The practical planning consequence: there is a window at 65–66 to do aggressive conversions before IRMAA has any bite. If you’re also below the tier by 67 (because the conversion reduced your pretax balance, reducing RMDs and MAGI), you may never pay the surcharge at all. The conventional advice to “be careful about conversions at 65 because of IRMAA” is imprecise — you should be careful about conversions at 63, which is too early to do conversions for different reasons (still working, high marginal rate).

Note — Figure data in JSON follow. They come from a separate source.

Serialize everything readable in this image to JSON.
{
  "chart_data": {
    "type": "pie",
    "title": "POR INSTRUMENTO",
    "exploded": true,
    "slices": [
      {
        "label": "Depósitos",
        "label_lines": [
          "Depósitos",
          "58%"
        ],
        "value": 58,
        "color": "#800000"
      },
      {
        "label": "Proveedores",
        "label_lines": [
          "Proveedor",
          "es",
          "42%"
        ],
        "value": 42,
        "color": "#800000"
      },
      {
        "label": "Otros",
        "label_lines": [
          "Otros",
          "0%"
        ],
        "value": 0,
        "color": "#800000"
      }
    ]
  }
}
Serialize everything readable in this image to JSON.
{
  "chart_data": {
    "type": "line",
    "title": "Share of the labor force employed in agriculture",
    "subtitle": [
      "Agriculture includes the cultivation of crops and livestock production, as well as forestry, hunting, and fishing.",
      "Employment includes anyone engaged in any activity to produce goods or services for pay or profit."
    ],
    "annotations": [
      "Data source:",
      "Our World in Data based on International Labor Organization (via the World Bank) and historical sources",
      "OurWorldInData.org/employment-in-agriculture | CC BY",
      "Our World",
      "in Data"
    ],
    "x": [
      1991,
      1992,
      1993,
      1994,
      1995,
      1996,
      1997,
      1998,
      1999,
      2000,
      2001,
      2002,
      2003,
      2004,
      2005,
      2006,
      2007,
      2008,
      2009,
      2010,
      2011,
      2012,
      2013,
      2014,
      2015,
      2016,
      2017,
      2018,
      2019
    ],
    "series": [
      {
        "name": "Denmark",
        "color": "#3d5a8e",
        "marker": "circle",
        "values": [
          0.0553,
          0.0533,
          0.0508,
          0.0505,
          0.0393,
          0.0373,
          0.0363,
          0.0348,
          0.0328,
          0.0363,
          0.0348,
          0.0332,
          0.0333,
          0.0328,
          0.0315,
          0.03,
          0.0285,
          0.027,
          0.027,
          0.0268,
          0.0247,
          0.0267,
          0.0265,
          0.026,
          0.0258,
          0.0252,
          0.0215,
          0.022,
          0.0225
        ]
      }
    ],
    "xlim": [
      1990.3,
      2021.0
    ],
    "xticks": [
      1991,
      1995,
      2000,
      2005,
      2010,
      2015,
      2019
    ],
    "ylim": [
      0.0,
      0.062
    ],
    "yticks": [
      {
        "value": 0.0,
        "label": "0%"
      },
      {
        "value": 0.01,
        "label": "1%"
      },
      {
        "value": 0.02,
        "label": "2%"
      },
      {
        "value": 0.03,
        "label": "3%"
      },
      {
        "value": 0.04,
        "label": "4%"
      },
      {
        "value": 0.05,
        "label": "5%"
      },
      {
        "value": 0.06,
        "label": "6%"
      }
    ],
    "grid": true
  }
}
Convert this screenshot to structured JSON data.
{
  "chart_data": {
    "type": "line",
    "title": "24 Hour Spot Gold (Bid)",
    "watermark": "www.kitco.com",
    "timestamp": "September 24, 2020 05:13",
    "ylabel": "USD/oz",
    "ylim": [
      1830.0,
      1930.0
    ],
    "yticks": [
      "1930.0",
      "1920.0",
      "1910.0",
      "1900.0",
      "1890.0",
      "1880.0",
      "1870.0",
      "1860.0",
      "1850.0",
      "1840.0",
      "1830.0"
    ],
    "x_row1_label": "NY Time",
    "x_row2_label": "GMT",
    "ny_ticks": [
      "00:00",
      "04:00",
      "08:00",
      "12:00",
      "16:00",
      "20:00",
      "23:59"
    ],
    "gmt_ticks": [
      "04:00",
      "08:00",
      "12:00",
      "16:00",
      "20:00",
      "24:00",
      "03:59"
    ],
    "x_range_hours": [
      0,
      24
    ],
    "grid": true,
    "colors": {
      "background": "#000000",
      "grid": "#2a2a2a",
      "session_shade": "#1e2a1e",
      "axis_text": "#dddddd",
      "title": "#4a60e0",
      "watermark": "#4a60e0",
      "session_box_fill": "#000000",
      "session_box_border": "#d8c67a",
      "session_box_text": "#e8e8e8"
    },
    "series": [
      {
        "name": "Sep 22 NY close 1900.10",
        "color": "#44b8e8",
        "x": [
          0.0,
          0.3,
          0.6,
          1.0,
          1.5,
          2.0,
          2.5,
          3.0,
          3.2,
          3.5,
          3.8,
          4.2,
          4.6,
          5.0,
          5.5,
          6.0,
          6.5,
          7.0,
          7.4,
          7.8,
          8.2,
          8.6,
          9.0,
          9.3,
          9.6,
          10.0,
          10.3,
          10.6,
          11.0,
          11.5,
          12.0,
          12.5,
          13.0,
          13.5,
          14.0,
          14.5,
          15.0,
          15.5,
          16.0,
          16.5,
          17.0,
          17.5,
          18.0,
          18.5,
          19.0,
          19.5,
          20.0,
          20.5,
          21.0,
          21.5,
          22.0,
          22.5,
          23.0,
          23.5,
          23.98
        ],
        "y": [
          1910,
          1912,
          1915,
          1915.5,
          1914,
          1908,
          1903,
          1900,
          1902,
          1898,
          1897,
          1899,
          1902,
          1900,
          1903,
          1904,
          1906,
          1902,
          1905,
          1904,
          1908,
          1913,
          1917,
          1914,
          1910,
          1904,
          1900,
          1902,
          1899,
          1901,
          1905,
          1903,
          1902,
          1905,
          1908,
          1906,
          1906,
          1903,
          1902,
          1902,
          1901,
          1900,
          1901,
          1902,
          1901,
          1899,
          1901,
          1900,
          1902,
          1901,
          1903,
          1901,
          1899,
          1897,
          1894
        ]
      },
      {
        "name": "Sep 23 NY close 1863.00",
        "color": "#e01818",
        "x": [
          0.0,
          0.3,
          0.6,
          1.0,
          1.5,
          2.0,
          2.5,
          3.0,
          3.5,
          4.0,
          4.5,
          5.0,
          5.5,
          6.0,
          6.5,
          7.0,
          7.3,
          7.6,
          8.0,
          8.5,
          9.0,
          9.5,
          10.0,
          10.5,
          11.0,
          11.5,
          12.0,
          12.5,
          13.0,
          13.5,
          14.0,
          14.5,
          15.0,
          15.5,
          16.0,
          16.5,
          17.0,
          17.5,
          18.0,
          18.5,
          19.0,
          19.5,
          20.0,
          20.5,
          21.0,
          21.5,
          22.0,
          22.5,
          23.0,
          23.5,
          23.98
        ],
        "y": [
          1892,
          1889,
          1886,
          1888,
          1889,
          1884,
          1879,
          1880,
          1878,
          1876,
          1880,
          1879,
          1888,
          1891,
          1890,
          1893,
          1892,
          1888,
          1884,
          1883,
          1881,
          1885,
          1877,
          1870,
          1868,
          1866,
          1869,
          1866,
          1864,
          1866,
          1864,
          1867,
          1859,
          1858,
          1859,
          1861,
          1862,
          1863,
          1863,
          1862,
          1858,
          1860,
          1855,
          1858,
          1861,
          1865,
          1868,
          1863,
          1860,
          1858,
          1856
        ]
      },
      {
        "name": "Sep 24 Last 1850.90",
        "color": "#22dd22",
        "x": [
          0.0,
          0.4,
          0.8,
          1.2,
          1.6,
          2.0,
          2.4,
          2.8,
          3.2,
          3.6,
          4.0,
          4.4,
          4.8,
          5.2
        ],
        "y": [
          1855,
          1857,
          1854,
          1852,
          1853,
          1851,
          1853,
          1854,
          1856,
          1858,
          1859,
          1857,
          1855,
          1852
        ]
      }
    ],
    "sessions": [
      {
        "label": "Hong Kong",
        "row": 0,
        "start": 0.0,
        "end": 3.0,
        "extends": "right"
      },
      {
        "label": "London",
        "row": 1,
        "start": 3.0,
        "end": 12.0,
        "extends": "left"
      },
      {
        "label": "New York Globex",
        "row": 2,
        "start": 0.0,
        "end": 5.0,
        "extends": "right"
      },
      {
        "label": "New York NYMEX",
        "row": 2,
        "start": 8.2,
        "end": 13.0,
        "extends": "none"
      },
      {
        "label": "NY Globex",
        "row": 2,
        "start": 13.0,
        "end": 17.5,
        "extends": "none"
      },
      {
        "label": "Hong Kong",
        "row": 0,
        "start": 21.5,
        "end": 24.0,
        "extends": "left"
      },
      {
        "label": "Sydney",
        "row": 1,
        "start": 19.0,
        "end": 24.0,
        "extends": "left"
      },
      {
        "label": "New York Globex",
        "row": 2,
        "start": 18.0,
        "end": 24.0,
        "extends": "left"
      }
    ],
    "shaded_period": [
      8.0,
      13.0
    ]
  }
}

The engine now flags this explicitly. The classifyIrmaaTier helper exposes tier index, magi ceiling, and room-to-next-tier so the UI can show “you have $6,000 of conversion room before the next IRMAA jump” — using the correct lookback year.


Generalizing: domain rules vs. code rules 🔗

I write attribution pipelines and data platforms professionally. The parallel in that domain is the business rule that isn’t in the data. A pipeline can be correctly joining tables, correctly aggregating metrics, correctly handling nulls — and still produce the wrong number because the business defines a “qualified lead” differently than the source system does, or because finance uses a 4-5-4 retail calendar rather than standard months, or because an attribution window is counted from touchpoint rather than conversion.

None of those are code bugs. They’re not visible in the schemas, not derivable from the column names, not testable against the data itself. They live in the sales ops’ head, or in a policy doc from 2019, or in the CFO’s expectations. Your tests will pass and the number will be wrong.

The defense is the same as for IRMAA: read the primary source. Talk to the person who defined the business rule, not the person who built the last pipeline. Read the IRS publication, not the financial planning book. Tests validate code against your model of the world. If your model is incomplete, the tests encode the incompleteness.

AI is remarkably good at generating code from a spec. It cannot check whether the spec is missing a rule. That’s still our job.


The IRMAA lookback change is in Lump Slam as of April 2026, along with 12 tests locking the lookback contract between the engine and the simulation runner. Full source at github.com/pablooverton/lumpslam. If you’re modeling your own retirement and want to see what a corrected lookback does to your conversion plan, the tool is free and runs in-browser.